Ephraim Peleg was born Ferdynand Verderber in Krakow, Poland in 1936. A survivor of the Holocaust, Peleg was sent to Israel when he was nine years old with his brother after learning that both parents were killed in the concentration camps. In Israel he studied at the Avni Institute of Art and privately with well known artists such as Marcel Janko, Josef Zaritzky, Chaim Kive, and Ernst Fuchs. Later, while living in Jerusalem, he worked as an assistant instructor of sculpture at the Bezalel Academy of Art, organized the after school art program for the entire city, and taught art for UNESCO.

Peleg came to the United States when he was commissioned to create a large scale interactive sculpture for Cedar Crest College in Allentown, Pennsylvania in 1978. Since then, he has created outdoor sculptures for Lehigh University, Temple University, University of Pennsylvania, and B'nai B'rith House. He has participated in major invitational outdoor exhibits such as Chesterwood (Massachusetts) and Cheltenham (Pennsylvania) and has exhibited broadly throughout Israel, Europe, and the United States in museums and galleries in one man and group shows.

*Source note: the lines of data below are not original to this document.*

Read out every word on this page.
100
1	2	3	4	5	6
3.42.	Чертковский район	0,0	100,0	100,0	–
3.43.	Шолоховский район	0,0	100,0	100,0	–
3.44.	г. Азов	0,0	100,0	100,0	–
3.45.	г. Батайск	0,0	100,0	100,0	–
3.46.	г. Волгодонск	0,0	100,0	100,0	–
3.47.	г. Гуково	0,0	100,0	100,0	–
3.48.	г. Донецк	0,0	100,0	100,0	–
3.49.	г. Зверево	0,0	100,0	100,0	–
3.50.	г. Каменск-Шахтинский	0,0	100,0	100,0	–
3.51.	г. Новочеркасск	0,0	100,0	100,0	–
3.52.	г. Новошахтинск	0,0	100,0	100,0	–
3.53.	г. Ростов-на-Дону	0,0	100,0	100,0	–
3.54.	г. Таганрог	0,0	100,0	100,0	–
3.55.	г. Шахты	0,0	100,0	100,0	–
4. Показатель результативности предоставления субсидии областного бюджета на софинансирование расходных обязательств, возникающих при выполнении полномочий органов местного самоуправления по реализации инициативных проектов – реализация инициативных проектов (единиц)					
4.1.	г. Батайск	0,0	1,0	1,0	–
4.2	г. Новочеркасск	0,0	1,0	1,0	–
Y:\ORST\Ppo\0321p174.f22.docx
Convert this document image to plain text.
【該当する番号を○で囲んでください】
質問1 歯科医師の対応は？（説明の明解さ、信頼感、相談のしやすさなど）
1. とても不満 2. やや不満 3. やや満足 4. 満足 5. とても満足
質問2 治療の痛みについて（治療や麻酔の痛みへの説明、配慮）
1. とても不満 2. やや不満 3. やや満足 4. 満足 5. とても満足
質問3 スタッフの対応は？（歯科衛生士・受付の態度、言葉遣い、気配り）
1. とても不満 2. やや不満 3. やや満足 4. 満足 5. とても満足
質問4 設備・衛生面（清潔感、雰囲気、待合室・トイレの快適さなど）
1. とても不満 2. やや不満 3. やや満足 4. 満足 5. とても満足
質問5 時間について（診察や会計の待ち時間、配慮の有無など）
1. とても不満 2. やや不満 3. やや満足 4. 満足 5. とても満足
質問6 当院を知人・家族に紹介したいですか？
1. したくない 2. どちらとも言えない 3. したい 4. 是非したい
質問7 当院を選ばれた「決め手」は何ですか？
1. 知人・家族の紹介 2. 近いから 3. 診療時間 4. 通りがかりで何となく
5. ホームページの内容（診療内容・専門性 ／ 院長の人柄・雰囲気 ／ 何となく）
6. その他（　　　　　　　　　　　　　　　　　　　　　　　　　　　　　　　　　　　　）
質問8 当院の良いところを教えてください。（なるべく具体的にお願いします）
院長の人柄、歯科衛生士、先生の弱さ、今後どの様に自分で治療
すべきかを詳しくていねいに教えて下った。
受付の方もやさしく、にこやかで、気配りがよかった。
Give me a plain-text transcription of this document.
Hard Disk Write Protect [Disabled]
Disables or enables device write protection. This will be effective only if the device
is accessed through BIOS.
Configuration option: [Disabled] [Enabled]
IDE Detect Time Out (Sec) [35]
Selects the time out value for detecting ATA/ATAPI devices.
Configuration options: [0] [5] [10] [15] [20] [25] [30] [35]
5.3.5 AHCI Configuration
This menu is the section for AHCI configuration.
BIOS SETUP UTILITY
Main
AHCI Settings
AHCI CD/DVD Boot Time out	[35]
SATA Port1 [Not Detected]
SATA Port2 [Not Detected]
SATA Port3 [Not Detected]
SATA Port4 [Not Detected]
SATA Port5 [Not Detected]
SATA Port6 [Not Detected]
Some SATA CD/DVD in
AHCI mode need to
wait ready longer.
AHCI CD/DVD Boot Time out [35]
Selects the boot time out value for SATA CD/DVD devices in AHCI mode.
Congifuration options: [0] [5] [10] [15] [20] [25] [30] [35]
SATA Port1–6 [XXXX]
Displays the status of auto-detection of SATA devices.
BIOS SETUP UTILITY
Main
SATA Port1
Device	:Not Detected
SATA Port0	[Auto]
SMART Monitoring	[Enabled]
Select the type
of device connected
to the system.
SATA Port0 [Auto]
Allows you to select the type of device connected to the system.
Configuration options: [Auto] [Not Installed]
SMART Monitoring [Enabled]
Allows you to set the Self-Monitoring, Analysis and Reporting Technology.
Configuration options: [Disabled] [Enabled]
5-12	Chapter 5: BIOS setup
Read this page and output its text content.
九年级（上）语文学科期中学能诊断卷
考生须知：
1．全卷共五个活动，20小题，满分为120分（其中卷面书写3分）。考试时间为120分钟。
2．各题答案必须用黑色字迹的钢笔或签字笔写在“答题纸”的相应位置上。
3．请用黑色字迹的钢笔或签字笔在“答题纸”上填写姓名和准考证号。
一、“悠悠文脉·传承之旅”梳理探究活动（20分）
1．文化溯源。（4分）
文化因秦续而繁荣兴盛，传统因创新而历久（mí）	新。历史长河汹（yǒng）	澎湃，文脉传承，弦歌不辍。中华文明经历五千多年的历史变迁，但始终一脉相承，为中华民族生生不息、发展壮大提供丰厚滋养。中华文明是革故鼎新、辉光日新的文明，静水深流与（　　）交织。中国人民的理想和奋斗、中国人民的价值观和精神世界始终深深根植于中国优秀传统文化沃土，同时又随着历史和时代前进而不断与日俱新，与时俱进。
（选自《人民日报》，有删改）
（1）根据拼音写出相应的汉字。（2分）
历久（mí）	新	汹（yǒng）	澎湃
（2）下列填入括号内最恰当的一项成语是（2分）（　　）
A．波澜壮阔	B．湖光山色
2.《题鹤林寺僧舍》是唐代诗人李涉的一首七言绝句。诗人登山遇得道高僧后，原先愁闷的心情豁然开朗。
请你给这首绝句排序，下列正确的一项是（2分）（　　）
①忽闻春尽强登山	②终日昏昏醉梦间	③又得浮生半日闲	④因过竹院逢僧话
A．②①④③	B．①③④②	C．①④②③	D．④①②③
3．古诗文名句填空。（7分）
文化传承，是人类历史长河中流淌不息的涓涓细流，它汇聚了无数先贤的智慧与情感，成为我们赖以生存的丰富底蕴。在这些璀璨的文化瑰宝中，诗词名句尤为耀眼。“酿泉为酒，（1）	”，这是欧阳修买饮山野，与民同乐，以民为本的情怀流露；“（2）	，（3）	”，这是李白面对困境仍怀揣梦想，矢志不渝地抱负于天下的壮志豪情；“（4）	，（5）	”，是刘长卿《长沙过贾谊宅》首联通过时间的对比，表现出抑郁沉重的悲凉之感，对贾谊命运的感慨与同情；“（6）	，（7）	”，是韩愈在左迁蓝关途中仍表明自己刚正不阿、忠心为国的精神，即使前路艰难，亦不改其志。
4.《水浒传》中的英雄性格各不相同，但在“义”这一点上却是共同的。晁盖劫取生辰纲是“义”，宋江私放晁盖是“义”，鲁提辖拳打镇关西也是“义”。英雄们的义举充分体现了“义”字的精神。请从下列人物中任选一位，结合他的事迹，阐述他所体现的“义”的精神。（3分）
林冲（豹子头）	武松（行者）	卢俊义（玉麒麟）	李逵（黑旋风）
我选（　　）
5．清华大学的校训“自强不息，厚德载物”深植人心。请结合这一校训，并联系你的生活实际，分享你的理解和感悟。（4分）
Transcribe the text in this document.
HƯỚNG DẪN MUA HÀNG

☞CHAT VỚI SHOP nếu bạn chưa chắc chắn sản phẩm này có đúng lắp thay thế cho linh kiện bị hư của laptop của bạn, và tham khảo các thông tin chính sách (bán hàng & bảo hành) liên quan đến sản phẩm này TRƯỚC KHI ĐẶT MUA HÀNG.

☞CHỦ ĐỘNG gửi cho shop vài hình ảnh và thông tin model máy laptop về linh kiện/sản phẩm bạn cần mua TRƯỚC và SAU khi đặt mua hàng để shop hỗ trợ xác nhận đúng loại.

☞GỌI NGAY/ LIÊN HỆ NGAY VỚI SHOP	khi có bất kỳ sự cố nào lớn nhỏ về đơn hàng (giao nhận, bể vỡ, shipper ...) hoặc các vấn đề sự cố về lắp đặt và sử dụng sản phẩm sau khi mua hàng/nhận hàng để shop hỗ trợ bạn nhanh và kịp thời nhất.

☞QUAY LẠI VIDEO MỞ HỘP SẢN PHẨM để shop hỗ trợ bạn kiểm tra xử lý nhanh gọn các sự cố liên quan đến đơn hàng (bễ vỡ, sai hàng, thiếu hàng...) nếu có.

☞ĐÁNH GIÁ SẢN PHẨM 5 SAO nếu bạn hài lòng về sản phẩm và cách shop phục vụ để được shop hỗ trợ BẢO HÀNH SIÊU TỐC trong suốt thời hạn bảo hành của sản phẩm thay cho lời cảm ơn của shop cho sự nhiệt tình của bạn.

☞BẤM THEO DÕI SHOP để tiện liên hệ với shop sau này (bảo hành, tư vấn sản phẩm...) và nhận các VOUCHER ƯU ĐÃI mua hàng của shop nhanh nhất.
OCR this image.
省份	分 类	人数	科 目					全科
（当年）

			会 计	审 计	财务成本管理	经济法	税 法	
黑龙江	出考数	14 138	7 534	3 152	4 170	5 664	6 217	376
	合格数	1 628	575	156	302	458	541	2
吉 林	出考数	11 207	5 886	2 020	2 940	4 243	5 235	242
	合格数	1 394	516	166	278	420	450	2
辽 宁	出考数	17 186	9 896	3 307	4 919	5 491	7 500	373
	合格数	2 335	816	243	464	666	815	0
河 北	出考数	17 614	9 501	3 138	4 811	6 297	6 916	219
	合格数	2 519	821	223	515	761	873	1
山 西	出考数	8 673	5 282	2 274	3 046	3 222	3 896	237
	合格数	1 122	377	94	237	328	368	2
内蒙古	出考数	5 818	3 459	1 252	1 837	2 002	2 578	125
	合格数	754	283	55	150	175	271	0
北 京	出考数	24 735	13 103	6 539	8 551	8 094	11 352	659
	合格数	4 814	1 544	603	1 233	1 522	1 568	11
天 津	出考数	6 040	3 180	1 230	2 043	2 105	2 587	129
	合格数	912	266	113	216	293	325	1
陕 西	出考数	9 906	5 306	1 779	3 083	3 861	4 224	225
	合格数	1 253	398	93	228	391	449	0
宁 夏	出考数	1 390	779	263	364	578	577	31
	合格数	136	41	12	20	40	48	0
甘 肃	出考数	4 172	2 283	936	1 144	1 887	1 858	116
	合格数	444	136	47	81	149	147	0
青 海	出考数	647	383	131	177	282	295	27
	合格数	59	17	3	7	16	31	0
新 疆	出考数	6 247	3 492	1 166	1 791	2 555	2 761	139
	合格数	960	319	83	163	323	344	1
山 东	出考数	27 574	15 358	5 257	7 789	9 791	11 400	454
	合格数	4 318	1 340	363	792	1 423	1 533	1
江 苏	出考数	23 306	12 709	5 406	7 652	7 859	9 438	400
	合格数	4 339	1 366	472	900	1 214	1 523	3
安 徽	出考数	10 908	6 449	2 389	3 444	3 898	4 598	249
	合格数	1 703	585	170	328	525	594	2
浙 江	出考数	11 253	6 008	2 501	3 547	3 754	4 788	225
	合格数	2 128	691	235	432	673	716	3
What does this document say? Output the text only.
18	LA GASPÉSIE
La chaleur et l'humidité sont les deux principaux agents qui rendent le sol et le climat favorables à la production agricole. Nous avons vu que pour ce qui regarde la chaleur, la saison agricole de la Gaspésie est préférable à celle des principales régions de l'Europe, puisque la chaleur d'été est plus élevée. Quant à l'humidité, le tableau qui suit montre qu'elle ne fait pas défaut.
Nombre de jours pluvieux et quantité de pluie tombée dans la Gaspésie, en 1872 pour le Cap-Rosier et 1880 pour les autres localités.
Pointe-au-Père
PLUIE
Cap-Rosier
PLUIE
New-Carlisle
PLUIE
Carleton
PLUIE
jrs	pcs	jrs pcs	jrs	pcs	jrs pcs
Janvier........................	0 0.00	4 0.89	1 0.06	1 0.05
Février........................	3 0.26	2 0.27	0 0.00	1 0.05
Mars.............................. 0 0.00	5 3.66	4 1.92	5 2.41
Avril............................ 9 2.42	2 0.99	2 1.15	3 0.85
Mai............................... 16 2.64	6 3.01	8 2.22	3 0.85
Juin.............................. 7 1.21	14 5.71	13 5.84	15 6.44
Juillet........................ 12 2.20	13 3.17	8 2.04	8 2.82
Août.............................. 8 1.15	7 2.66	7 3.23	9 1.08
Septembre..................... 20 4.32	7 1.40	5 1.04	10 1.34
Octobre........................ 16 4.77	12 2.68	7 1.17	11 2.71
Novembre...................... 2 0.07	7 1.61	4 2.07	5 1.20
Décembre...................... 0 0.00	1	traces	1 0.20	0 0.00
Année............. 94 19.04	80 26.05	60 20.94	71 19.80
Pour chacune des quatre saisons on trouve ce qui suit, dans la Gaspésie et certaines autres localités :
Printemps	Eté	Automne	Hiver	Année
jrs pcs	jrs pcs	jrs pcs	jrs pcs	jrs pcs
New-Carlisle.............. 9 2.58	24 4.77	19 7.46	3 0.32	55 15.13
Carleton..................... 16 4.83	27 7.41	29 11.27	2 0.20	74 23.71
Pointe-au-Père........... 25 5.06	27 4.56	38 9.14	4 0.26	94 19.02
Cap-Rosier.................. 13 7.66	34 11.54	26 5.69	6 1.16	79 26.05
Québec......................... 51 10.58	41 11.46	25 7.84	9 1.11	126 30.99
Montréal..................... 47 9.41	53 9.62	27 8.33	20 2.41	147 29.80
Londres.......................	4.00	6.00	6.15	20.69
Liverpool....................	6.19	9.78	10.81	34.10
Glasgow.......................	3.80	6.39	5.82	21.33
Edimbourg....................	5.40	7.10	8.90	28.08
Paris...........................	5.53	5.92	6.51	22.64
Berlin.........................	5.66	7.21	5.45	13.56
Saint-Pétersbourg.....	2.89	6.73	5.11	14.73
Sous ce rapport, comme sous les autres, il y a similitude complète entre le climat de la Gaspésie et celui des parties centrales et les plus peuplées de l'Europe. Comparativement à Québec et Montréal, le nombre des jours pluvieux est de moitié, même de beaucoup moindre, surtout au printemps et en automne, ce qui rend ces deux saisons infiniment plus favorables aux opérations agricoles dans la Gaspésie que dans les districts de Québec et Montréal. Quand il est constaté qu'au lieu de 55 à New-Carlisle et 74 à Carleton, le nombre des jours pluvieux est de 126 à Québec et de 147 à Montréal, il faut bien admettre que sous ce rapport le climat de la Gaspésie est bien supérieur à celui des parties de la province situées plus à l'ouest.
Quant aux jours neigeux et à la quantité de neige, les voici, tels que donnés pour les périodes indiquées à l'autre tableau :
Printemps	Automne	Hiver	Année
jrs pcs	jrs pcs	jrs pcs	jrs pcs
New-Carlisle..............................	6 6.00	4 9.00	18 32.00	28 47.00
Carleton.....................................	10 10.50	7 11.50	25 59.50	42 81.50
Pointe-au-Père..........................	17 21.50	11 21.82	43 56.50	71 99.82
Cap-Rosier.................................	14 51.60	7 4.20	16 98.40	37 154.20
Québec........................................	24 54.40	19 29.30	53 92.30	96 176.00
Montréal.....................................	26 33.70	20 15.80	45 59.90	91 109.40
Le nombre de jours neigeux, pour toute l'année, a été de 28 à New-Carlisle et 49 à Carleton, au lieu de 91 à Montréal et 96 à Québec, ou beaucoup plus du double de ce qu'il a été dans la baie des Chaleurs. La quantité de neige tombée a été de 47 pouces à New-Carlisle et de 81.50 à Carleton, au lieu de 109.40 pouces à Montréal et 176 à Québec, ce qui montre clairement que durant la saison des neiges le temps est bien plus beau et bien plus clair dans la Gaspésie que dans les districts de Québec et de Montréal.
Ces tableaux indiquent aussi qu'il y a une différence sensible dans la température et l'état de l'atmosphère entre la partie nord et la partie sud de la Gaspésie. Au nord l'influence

Peleg's large and small scale sculptures for private and public collections are fabricated from metal, wood, stone, and other media. As a result of his lost childhood and the loss of his son, Avihu in the War in Lebanon in 1982, he often relies on powerful forms and vibrant primary colors that appeal to children and the creative spirit in all of us; this is especially true of his kinetic wall paintings that allow viewers to interact with the work by moving pieces and changing compositions.